William Perkins could be called the father of Puritanism. His works, now being reprinted by Reformation Heritage Press, are well worth reading.
These two articles look at different aspects of Perkins’s thought:
Barry Waugh, “William Perkins: Augustine’s Protégé and Father of Puritan Theology,” The Confessional Presbyterian 11 (2015): 129-41.
In this article Waugh provides some background to the Puritan movement and to William Perkins, noting the influence of his Laurence Chaderton as a patristics scholar at Cambridge before examining the use of Augustine in Perkins writings. Waugh’s quantitative analysis showed that Augustine played a significant role in Perkins’s writings, and his qualitative analysis of Perkins’s use of Augustine in one work showed significant influence on Perkins’s thought, though not a slavish following.
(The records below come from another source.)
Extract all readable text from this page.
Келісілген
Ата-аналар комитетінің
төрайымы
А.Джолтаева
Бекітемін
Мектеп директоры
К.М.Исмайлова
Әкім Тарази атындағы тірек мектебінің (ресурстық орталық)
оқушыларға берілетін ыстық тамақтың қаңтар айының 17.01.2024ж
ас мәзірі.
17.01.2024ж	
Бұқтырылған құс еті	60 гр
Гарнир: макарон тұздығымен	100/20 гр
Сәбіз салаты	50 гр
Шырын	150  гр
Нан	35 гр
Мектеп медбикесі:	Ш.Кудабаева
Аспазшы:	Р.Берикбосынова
Ballitch, Andrew. “‘Not to Behold Faith, But the Object of Faith’: The Effect of William Perkins’s Doctrine of the Atonement on his Preaching of Assurance.” Themelios 40, no. 3 (Dec. 2015): 446-59.
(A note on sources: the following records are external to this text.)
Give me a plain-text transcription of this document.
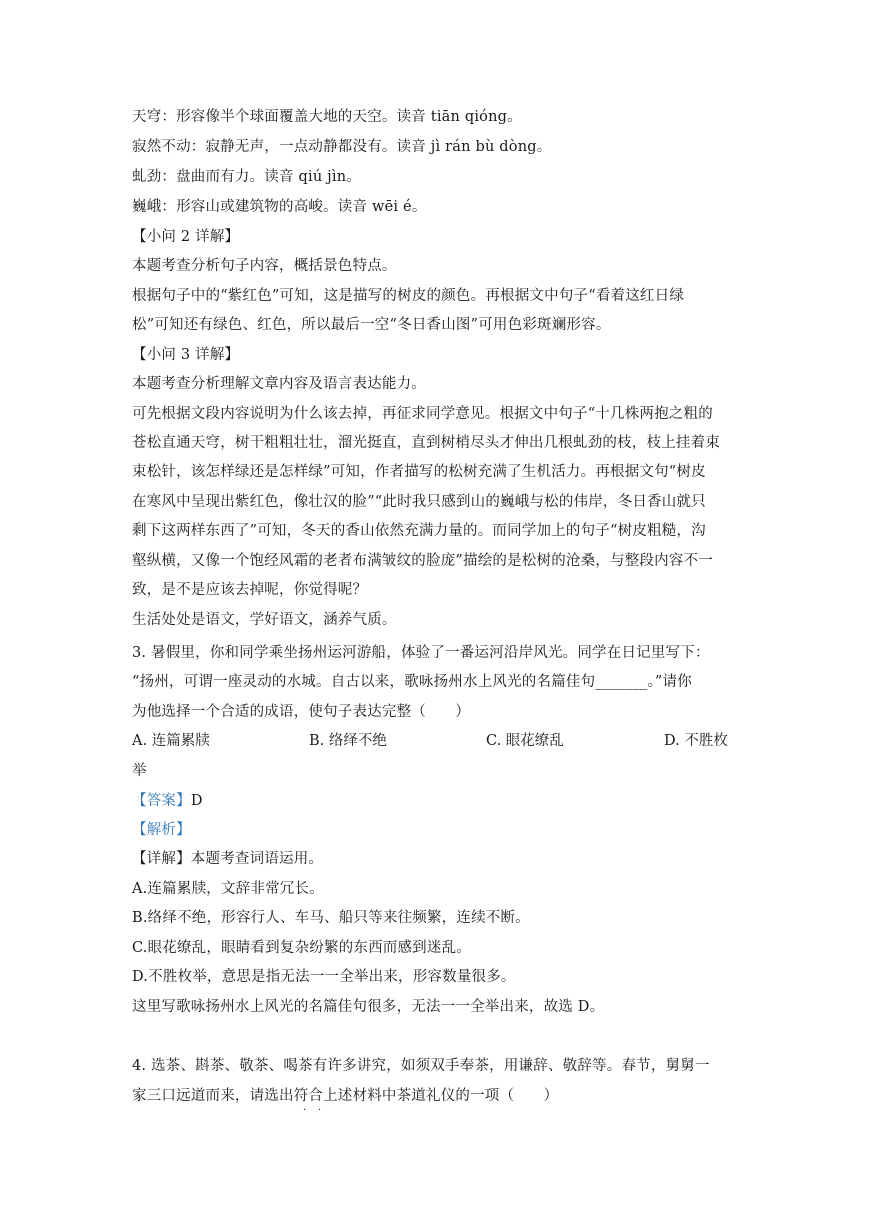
天穹：形容像半个球面覆盖大地的天空。读音 tiān qióng。
寂然不动：寂静无声，一点动静都没有。读音 jì rán bù dòng。
虬劲：盘曲而有力。读音 qiú jìn。
巍峨：形容山或建筑物的高峻。读音 wēi é。
【小问 2 详解】
本题考查分析句子内容，概括景色特点。
根据句子中的“紫红色”可知，这是描写的树皮的颜色。再根据文中句子“看着这红日绿
松”可知还有绿色、红色，所以最后一空“冬日香山图”可用色彩斑斓形容。
【小问 3 详解】
本题考查分析理解文章内容及语言表达能力。
可先根据文段内容说明为什么该去掉，再征求同学意见。根据文中句子“十几株两抱之粗的
苍松直通天穹，树干粗粗壮壮，溜光挺直，直到树梢尽头才伸出几根虬劲的枝，枝上挂着束
束松针，该怎样绿还是怎样绿”可知，作者描写的松树充满了生机活力。再根据文句“树皮
在寒风中呈现出紫红色，像壮汉的脸”“此时我只感到山的巍峨与松的伟岸，冬日香山就只
剩下这两样东西了”可知，冬天的香山依然充满力量的。而同学加上的句子“树皮粗糙，沟
壑纵横，又像一个饱经风霜的老者布满皱纹的脸庞”描绘的是松树的沧桑，与整段内容不一
致，是不是应该去掉呢，你觉得呢？
生活处处是语文，学好语文，涵养气质。
3. 暑假里，你和同学乘坐扬州运河游船，体验了一番运河沿岸风光。同学在日记里写下：
“扬州，可谓一座灵动的水城。自古以来，歌咏扬州水上风光的名篇佳句_______。”请你
为他选择一个合适的成语，使句子表达完整（　　）
A. 连篇累牍	B. 络绎不绝	C. 眼花缭乱	D. 不胜枚
举
【答案】D
【解析】
【详解】本题考查词语运用。
A.连篇累牍，文辞非常冗长。
B.络绎不绝，形容行人、车马、船只等来往频繁，连续不断。
C.眼花缭乱，眼睛看到复杂纷繁的东西而感到迷乱。
D.不胜枚举，意思是指无法一一全举出来，形容数量很多。
这里写歌咏扬州水上风光的名篇佳句很多，无法一一全举出来，故选 D。
4. 选茶、斟茶、敬茶、喝茶有许多讲究，如须双手奉茶，用谦辞、敬辞等。春节，舅舅一
家三口远道而来，请选出符合上述材料中茶道礼仪的一项（　　）
· ·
Some, such as R. T. Kendall, have asserted that William Perkins’s belief in particular atonement prevented him from pointing people to the gospel or to Christ for the assurance of salvation since Perkins could only affirm that Christ atoned for the elect. This, it is claimed, led to an introspective approach to assurance. Ballitch surveys Perkins’s belief regarding the atonement and confirms that he did hold to a particular, rather than universal, view. But he looks at Perkins’s statements of how assurance should be preached and at his actual practice and concludes that Perkins points people in need of assurance to the gospel and to Christ and not inward alone.